Monday, December 30, 2013

Ending Extended Unemployment Benefits Was the Right Thing to Do

Expressing Outrage at cutting off unemployment benefits, which takes effect in January after Congress's budget deal, a letter stated in the New Jersey Star-Ledger:


    How did we reach this point where so many are unemployed long-term and might now lose their benefits?
    First, the federal government deregulates the financial industry, leading to proliferation of risky mortgages, which are packaged and sold as investments rated high quality by rating agencies paid by the very companies selling them. This drives home prices up and up and the bubble inevitably bursts, destroying billions in home values and producing this Great Recession.
    Our economy has never produced enough jobs for all the job-seekers, but now the shortfall is enormous. The U.S. Bureau of Labor Statistics reports that fewer than 4 million job openings existed in a recent month, while there were nearly 12 million people looking for work.
    That doesn’t include the discouraged people dropping out of the labor force.
    Nevertheless, members of Congress, including Sen. Rand Paul (R-Ky.), say the unemployed just need to get jobs, failing to recognize that this economy Congress helped create will always have millions unemployed because there simply aren’t enough.
    Now, that same Congress wants to cut off benefits to those who are unemployed as a direct result of the government’s misguided actions.
Tony Giordano, Howell

I left these comments:

There are multiple falsehoods in this letter.

First, the financial industry wasn't deregulated. In fact, financial regulations increased by 29% under G.W. Bush. [Correction; 23%]

Second, the packaging of "risky" mortgages into investment vehicles did not cause the housing bubble and bust. The easy-money Federal Reserve policies and subsequent sharp "tightening" did, as any basic economics text will tell you.

Third, the statement "Our economy has never produced enough jobs for all the job-seekers" is utterly false. As recently as the 1980s and 1990s, labor shortages were so acute that fast food restaurants were offering twice the minimum wage to attract workers. Higher-skilled occupations faced even larger shortages (and still do today). Throughout history, a healthy economy has always produced more jobs than job-seekers. During the 19th Century, jobs were generally plentiful despite the flood of immigrants entering the country. Even today, states with healthy economies, like the energy boom state North Dakota, have plenty of jobs for anyone willing to work. Jobs are always plentiful as long as government masterminds keep regulations and taxes reigned in, because there are always plenty of people willing to start businesses.

Congress did the right thing ending unemployment benefits for the so-called "long-term unemployed." Seizing money from working people in order to pay people not to work is simply wrong. Want more jobs [?], reign in government regulations, taxes, and spending, stop demonizing businessmen, stop subsidizing unemployment, and we'll once again be lamenting worker shortages, like in the 80s and 90s.

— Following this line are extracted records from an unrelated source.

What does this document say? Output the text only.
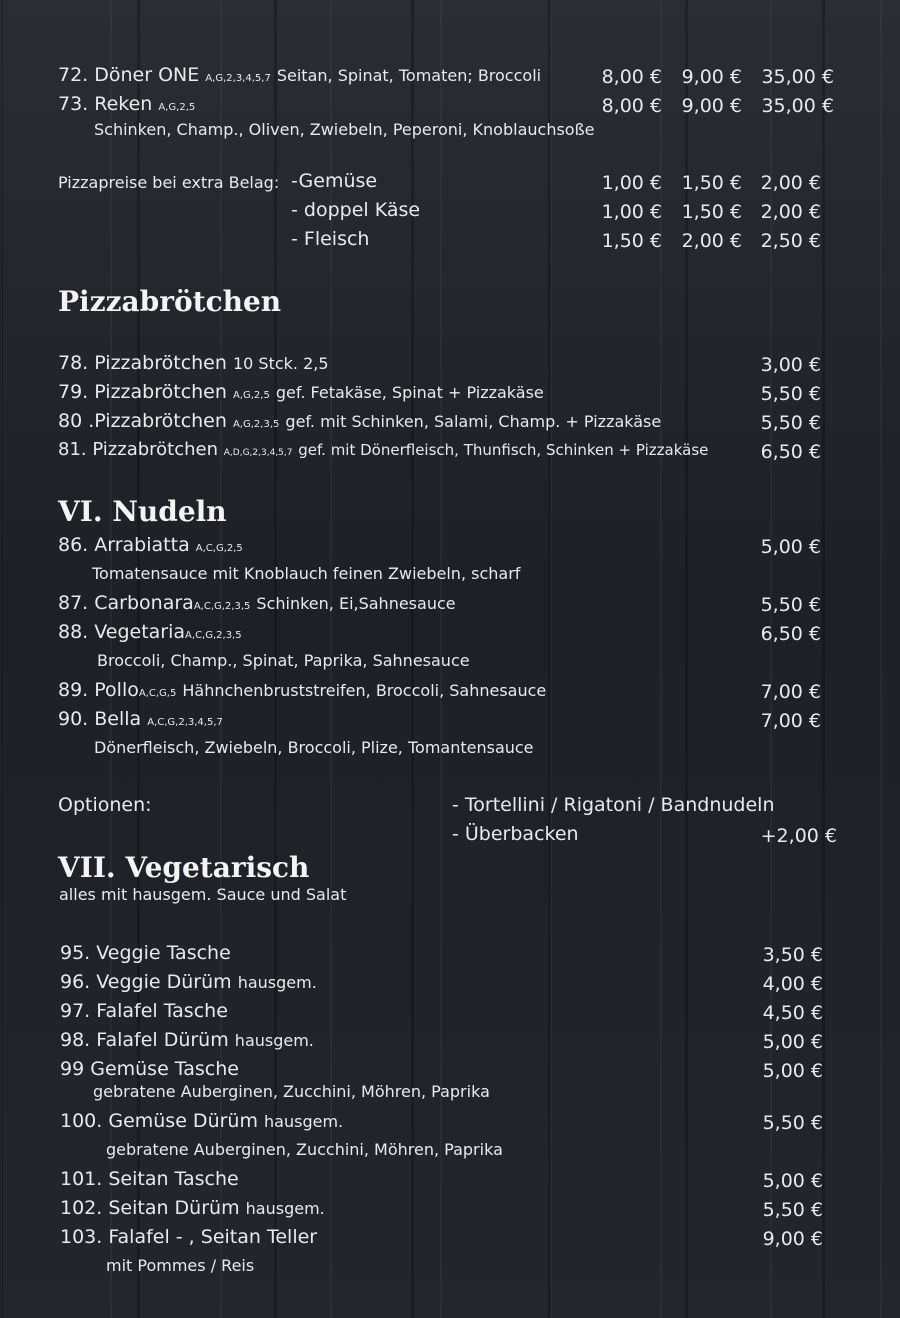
72. Döner ONE A,G,2,3,4,5,7 Seitan, Spinat, Tomaten; Broccoli	8,00 €	9,00 €	35,00 €
73. Reken A,G,2,5	8,00 €	9,00 €	35,00 €
Schinken, Champ., Oliven, Zwiebeln, Peperoni, Knoblauchsoße
Pizzapreise bei extra Belag: -Gemüse	1,00 €	1,50 € 2,00 €
- doppel Käse	1,00 €	1,50 € 2,00 €
- Fleisch	1,50 €	2,00 € 2,50 €
Pizzabrötchen
78. Pizzabrötchen 10 Stck. 2,5	3,00 €
79. Pizzabrötchen A,G,2,5 gef. Fetakäse, Spinat + Pizzakäse	5,50 €
80 .Pizzabrötchen A,G,2,3,5 gef. mit Schinken, Salami, Champ. + Pizzakäse	5,50 €
81. Pizzabrötchen A,D,G,2,3,4,5,7 gef. mit Dönerfleisch, Thunfisch, Schinken + Pizzakäse	6,50 €
VI. Nudeln
86. Arrabiatta A,C,G,2,5	5,00 €
Tomatensauce mit Knoblauch feinen Zwiebeln, scharf
87. CarbonaraA,C,G,2,3,5 Schinken, Ei,Sahnesauce	5,50 €
88. VegetariaA,C,G,2,3,5	6,50 €
Broccoli, Champ., Spinat, Paprika, Sahnesauce
89. PolloA,C,G,5 Hähnchenbruststreifen, Broccoli, Sahnesauce	7,00 €
90. Bella A,C,G,2,3,4,5,7	7,00 €
Dönerfleisch, Zwiebeln, Broccoli, Plize, Tomantensauce
Optionen:	- Tortellini / Rigatoni / Bandnudeln
- Überbacken	+2,00 €
VII. Vegetarisch
alles mit hausgem. Sauce und Salat
95. Veggie Tasche	3,50 €
96. Veggie Dürüm hausgem.	4,00 €
97. Falafel Tasche	4,50 €
98. Falafel Dürüm hausgem.	5,00 €
99 Gemüse Tasche	5,00 €
gebratene Auberginen, Zucchini, Möhren, Paprika
100. Gemüse Dürüm hausgem.	5,50 €
gebratene Auberginen, Zucchini, Möhren, Paprika
101. Seitan Tasche	5,00 €
102. Seitan Dürüm hausgem.	5,50 €
103. Falafel - , Seitan Teller	9,00 €
mit Pommes / Reis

Giordano is right about one thing, but not in the way he means. The sad state of the economy certainly is "a direct result of the government’s misguided actions."

Related Reading:

Washington Budget Debacle Highlights Extent of Our Dependence on Government

1 comment:

Mike Kevitt said...

Is Giordano close to right when he says there are 4M. jobs for 12M. people? If so, then lowering taxes, regulations, spending, etc. ought to clear the field enough to enable creation of at least 8M more jobs for those 12M. people.

Some of the present 4M. jobs require qualifications that none of the 12M. people have. So, more than 8M. new jobs are needed, requiring only the skills these people have. They could then fill those jobs and many of them could then start upgrading their skills and get those better jobs sitting out there. That would open up the bottom end for those coming out of school looking for full-time work.

Get government confined to its proper function, and things would fall into place.